Abstract
Objective:
Ionizing radiation induces deleterious effects in the biological systems by producing free radicals. Grape Seed Extract (GSE) as a free radical scavenger could protect the body against the damages.
Materials and Methods:
In this study, 12 healthy male volunteers were divided into Groups 1, 2, 3 and 4 and received 100, 300, 600 and 1000 mg GSE, respectively. Peripheral blood samples were collected from each volunteer 15 min before, and 1, 2, and 5 hr after GSE oral administration. Blood samples were then irradiated with 150 cGy of 100 kvp X-ray (Irradiated control group, was treated with only 1.5 Gy of X-rays). Cytogenic damages were detected by micronucleus assay.
Results:
Results showed that irradiation significantly increased the incidence of micronuclei (p<0. 001). In group 1, the mean reduction of micronucleus rate was 26.53%, 34.92%, and 31.38%, 1, 2, and 5 hr after GSE ingestion (p<0.001), respectively; this variable in group 2 was 17.38, 38.33, and 31.38 (p<0. 001), in group 3, was 35.65%, 46%, and 37.15% (p<0.001), respectively and in group 4, was 41.35%, 51.73%, and 50.55% (p<0.0001), respectively. The samples collected 1, 2, and 5 hr after ingestion of GSE exhibited a significant decrease in the incidence of micronuclei compared with the radiation control group.
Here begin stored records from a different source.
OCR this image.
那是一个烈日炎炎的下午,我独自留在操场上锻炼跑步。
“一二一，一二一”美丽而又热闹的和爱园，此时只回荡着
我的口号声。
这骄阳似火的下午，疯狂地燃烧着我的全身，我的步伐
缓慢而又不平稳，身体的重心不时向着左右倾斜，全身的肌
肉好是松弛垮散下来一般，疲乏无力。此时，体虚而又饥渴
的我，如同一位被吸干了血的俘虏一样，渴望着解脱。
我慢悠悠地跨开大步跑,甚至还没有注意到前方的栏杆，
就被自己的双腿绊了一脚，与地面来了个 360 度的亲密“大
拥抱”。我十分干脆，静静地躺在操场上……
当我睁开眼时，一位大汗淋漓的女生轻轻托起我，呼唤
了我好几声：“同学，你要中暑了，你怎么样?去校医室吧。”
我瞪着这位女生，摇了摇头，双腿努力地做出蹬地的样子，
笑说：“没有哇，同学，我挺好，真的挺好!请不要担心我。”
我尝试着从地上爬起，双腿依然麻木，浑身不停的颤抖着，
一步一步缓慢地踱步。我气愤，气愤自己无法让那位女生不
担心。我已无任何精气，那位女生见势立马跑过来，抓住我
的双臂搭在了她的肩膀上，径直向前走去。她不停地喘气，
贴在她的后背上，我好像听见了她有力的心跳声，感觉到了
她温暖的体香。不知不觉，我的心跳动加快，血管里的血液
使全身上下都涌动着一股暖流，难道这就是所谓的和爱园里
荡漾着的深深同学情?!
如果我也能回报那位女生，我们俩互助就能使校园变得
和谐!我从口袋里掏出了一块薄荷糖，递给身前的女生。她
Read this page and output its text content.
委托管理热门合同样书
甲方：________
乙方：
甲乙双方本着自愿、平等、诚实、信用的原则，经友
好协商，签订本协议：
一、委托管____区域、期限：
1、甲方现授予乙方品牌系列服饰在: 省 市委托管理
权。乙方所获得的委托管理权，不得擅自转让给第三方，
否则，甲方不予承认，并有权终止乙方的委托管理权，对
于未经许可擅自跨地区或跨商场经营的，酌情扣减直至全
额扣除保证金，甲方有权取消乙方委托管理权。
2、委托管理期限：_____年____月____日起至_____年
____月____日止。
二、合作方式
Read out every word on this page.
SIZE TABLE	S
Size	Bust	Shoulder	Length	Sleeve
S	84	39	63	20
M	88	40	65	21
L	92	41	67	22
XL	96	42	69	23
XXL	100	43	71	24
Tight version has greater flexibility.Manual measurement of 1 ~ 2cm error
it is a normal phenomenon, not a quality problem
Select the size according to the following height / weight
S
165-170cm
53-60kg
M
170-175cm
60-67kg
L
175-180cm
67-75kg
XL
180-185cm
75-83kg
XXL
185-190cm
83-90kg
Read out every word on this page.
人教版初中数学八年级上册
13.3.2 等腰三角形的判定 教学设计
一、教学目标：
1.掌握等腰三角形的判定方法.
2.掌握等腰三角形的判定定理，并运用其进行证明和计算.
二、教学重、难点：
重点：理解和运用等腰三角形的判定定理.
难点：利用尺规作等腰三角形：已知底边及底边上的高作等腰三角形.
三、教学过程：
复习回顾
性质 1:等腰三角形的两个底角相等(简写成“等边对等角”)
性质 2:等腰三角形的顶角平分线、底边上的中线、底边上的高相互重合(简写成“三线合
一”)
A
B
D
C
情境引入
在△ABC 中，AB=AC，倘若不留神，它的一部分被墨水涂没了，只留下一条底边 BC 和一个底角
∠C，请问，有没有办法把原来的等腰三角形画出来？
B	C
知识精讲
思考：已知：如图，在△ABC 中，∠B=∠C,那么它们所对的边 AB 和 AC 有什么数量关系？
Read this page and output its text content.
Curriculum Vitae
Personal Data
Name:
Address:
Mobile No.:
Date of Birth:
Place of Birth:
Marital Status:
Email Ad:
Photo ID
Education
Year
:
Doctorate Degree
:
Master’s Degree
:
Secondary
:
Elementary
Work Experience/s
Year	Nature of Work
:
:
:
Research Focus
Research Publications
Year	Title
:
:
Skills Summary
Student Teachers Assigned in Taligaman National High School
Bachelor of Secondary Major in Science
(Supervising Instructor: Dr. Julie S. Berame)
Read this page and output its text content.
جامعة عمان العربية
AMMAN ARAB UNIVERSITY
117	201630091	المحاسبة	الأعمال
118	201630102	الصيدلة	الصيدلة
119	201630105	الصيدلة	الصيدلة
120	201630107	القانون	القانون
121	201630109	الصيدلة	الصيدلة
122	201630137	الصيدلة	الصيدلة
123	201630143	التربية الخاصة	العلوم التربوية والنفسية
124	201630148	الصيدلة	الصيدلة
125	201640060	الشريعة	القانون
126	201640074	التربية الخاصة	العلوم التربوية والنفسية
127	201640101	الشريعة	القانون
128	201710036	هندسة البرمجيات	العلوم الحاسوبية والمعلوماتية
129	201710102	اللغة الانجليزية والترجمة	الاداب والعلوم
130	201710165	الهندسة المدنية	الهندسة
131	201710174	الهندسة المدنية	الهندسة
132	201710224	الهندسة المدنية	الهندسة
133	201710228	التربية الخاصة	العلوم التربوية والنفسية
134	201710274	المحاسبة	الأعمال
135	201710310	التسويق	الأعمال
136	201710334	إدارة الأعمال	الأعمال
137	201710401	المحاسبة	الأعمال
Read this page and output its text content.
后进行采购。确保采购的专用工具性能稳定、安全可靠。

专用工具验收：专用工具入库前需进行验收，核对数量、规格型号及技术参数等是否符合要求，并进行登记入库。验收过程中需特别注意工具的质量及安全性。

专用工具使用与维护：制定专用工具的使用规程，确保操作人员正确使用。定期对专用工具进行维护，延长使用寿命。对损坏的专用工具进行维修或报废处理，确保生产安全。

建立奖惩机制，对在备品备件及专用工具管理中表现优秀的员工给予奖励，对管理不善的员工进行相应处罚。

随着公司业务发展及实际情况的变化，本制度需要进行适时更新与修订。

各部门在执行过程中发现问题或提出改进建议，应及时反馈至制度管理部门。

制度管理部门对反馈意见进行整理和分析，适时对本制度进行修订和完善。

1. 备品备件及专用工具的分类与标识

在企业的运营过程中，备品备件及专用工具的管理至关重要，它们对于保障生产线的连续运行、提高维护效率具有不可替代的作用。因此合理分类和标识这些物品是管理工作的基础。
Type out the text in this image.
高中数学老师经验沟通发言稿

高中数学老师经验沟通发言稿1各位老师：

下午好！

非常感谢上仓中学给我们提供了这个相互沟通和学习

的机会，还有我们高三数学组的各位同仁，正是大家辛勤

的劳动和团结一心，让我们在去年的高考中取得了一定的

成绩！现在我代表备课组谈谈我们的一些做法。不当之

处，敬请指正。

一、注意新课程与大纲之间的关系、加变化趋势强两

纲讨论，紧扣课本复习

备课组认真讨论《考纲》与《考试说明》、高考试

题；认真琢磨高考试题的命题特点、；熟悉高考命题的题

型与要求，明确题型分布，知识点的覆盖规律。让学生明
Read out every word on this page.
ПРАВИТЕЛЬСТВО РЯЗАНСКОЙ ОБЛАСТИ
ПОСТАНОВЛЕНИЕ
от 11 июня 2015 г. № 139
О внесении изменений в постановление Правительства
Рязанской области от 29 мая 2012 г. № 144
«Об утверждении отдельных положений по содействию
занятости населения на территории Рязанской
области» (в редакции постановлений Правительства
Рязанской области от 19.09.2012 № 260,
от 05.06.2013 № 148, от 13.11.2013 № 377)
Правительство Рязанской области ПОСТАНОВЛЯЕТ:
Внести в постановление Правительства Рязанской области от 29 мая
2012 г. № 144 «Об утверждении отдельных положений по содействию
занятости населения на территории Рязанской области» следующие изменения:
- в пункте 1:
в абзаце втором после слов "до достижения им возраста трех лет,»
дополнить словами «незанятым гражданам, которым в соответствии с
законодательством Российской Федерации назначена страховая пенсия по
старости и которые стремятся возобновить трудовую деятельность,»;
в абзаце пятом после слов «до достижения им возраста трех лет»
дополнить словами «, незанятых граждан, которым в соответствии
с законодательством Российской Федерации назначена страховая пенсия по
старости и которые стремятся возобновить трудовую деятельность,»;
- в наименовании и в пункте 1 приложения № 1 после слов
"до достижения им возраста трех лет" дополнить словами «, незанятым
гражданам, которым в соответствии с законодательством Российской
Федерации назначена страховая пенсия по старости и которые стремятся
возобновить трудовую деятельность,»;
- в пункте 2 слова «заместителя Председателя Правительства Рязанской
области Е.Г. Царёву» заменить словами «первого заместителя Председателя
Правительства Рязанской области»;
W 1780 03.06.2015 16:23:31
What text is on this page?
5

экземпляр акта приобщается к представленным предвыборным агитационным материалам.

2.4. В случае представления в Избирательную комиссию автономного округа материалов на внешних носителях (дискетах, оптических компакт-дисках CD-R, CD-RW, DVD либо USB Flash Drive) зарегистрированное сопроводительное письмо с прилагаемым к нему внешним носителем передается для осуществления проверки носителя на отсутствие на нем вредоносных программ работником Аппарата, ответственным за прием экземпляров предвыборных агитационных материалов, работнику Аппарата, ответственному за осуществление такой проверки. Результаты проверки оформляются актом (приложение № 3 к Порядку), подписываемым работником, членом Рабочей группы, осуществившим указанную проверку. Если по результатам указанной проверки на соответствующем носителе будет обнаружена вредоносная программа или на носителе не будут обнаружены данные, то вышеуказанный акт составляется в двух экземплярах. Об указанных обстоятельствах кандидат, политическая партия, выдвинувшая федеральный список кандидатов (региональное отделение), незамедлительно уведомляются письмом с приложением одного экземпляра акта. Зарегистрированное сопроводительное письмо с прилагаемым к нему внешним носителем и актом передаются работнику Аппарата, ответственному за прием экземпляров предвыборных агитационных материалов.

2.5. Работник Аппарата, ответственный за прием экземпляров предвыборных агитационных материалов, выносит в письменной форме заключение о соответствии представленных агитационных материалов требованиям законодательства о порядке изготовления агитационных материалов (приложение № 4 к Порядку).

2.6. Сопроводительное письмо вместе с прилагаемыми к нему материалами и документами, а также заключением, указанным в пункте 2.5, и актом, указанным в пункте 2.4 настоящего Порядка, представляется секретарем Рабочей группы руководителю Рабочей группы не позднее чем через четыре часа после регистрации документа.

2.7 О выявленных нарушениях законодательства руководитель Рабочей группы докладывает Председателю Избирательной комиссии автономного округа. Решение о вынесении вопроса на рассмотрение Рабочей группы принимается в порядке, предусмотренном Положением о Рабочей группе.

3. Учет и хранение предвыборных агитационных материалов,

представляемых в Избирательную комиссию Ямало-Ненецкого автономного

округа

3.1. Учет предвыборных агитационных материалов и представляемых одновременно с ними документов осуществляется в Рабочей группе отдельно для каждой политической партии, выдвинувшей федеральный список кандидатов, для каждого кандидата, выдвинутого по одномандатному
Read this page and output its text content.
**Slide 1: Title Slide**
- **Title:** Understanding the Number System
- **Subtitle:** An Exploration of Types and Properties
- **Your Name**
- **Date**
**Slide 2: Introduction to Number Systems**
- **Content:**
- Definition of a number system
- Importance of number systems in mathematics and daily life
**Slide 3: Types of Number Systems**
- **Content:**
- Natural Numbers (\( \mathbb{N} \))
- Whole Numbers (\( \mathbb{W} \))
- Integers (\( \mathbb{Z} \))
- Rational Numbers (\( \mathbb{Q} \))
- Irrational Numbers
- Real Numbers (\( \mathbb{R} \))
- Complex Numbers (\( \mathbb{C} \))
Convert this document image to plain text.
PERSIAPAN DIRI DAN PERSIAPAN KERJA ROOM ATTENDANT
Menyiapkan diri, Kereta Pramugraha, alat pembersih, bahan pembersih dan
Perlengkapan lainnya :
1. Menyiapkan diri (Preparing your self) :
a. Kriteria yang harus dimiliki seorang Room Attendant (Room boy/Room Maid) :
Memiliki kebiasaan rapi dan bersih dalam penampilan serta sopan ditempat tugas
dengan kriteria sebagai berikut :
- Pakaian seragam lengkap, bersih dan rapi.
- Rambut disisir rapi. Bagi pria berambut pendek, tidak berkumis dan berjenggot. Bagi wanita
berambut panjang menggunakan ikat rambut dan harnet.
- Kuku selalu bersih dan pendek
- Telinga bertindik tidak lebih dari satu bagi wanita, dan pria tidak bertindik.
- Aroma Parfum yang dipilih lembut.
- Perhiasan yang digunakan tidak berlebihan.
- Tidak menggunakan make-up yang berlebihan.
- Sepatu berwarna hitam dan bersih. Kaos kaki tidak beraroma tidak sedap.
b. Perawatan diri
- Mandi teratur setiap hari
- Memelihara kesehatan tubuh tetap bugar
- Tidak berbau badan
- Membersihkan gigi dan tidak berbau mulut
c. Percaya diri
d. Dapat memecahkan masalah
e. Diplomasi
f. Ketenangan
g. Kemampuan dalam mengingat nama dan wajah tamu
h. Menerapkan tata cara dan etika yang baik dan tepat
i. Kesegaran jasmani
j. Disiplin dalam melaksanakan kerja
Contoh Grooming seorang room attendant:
The maximum protection and reduction in frequency of micronuclei (51.73%) was observed 2 hr after ingestion of 1000 mg GSE.
Conclusion:
Consumption of GSE before undergoing radiation protects human lymphocytes against X-rays by reducing radiation-induced genotoxicity.
Key Words: Grape seed extract, Ionizing radiation, Micronucleus, Lymphocytes and radioprotective agents
Introduction
Ionizing radiation causes deleterious effects in biological systems, mediated by oxidative stress induced by production offree radicals such as reactive oxygen species (ROS), hydroxyl radicals (OH) and superoxide (O) (Wang et al., 2018 ▶). The reaction between free radicals and cellular components like DNA, proteins, and membranes leads to DNA strand break, lipid peroxidation, and protein modification that cause mutation and cancer (Pisoschi and Pop, 2015 ▶; Vasilyeval and Bespalov, 2015 ▶). So, Radioprotector agents have been developed to protect humans against harmful effect of ionizing radiation.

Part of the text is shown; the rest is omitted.